Researchers studied 415 babies who had 3D photographs of their faces taken at age one. Mothers were asked about their drinking habits before and throughout their pregnancies.
“We know that alcohol use in pregnancy contributes to how the face is formed in the womb, said one of the study’s lead authors, Evi Muggli. “We found when analysing the detailed images in our study, that any alcohol in pregnancy, even low amounts can subtly influence facial development.”
The findings reinforce the message that for women who are pregnant, planning a pregnancy, or at risk of getting pregnant, avoiding alcohol is the best option, MCRI researchers Professor Jane Halliday and Ms Muggli said.
The differences between children exposed or not to alcohol were analysed in collaboration with the Medical Imaging Research Centre at the University of Leuven in Belgium.
“We used a sophisticated 3D facial analysis technique, mapping something like 7,000 individual dot points on the face,” co-lead author, Harry Matthews said.
The researchers emphasised the facial features observed were subtle and not visible to the naked eye, being less than 2mm.

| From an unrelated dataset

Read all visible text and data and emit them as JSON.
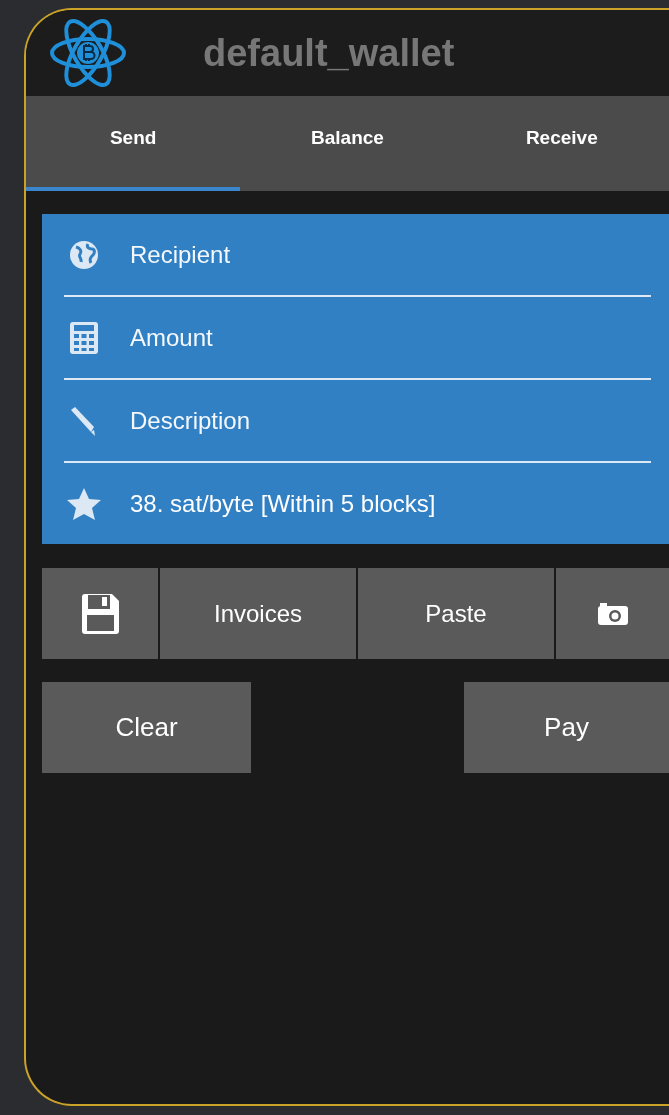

However, using the 3D facial analysis, the researchers did observe small changes to the mid-face – the nose, lips and eyes – of babies who were exposed to any amount of alcohol from the first trimester of pregnancy.

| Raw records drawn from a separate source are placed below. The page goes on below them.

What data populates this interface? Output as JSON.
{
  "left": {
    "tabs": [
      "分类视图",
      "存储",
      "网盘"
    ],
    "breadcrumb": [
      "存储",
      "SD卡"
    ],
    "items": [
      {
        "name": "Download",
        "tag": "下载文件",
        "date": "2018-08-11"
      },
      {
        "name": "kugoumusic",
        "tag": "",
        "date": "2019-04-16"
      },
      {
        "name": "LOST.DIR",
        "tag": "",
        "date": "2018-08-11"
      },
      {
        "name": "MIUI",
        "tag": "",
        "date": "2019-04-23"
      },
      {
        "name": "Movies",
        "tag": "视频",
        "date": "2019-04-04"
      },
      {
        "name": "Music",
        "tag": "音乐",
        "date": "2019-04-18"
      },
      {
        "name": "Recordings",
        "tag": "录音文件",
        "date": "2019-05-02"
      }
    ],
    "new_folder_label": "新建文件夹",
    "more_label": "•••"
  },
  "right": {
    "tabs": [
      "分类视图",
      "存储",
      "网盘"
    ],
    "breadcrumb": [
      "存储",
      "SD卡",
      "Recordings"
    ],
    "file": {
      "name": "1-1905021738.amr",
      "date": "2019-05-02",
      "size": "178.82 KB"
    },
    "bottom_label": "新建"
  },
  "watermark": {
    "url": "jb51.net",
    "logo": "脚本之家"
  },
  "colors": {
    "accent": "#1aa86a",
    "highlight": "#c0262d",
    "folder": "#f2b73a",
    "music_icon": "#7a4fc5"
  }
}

The finding of a low level of alcohol contributing the development of the face raises questions about the possible impact upon brain development and this is the subject of further research.
The study, published in JAMA Pediatrics, emerged from a longitudinal cohort study of the impact of prenatal alcohol exposure on the child. AQUA (Asking Questions about Alcohol in Pregnancy) is a study of 1570 Victorian women with comprehensive data around prenatal alcohol exposure.
“We were surprised to see that these comparatively low levels of alcohol do have a subtle impact and our findings support national recommendations to abstain from drinking alcohol in pregnancy,” chief investigator Prof Jane Halliday said.
Prof Halliday said that 30 to 40 per cent of pregnancies are unplanned and many women drank alcohol in that period before knowing they were pregnant. She said the AQUA study aims to improve the messages provided to women of childbearing age about risks of drinking during pregnancy.
Study co-author and Professor in Paediatrics and Child Health at the University of Sydney, Elizabeth Elliott said: “The information from our study is particularly important. It affirms my need to advise women to avoid alcohol during pregnancy and gives me new evidence to support that advice.”
The study’s researchers are now investigating children’s neurodevelopment as they get older and plan to follow the children up at school age.
Advice for mums-to-be
- The safest approach is not to drink alcohol at all if you are trying to conceive, could conceive or are already pregnant.
- If you did consume alcohol before you knew it was best to avoid it, the risk of your baby being harmed is very low.
- Talk to your GP, obstetrician or midwife about any concerns you may have.
- Drinking alcohol during pregnancy at low levels can subtly influence the way a baby’s face is formed in the womb.
- Researchers studied 415 babies who had 3D photographs of their faces taken at age one year.
- Mothers were asked about their drinking habits before and throughout their pregnancies.
- We saw an association between facial shape and prenatal alcohol exposure even if mothers only consumed alcohol in the first trimester.
- The findings reinforce the message that for women who are or may become pregnant, avoiding alcohol is the best option.
- This does not mean that the unborn baby is harmed if the mother has consumed some alcohol in pregnancy. There are many other factors that contribute to the baby’s healthy development.
- We observed subtle changes to the mid-face – the nose, lips and eyes – of babies who were exposed to any amount of alcohol in the first trimester of pregnancy.
- The changes observed are less than 2mm at most and are not visible to the naked eye. These children would not be recognised to appear different from their families.
- Using a technique developed by experts collaborating from Belgium, sophisticated 3D facial analysis measured almost 70,000 individual dot points on the faces.
- The finding of a low level of alcohol contributing to the development of the face raises questions about the possible impact upon brain development and this is the subject of further research.
- The overall AQUA study – a study of more than 1500 women with data on prenatal alcohol exposure - aims to improve messages provided to women about drinking during pregnancy.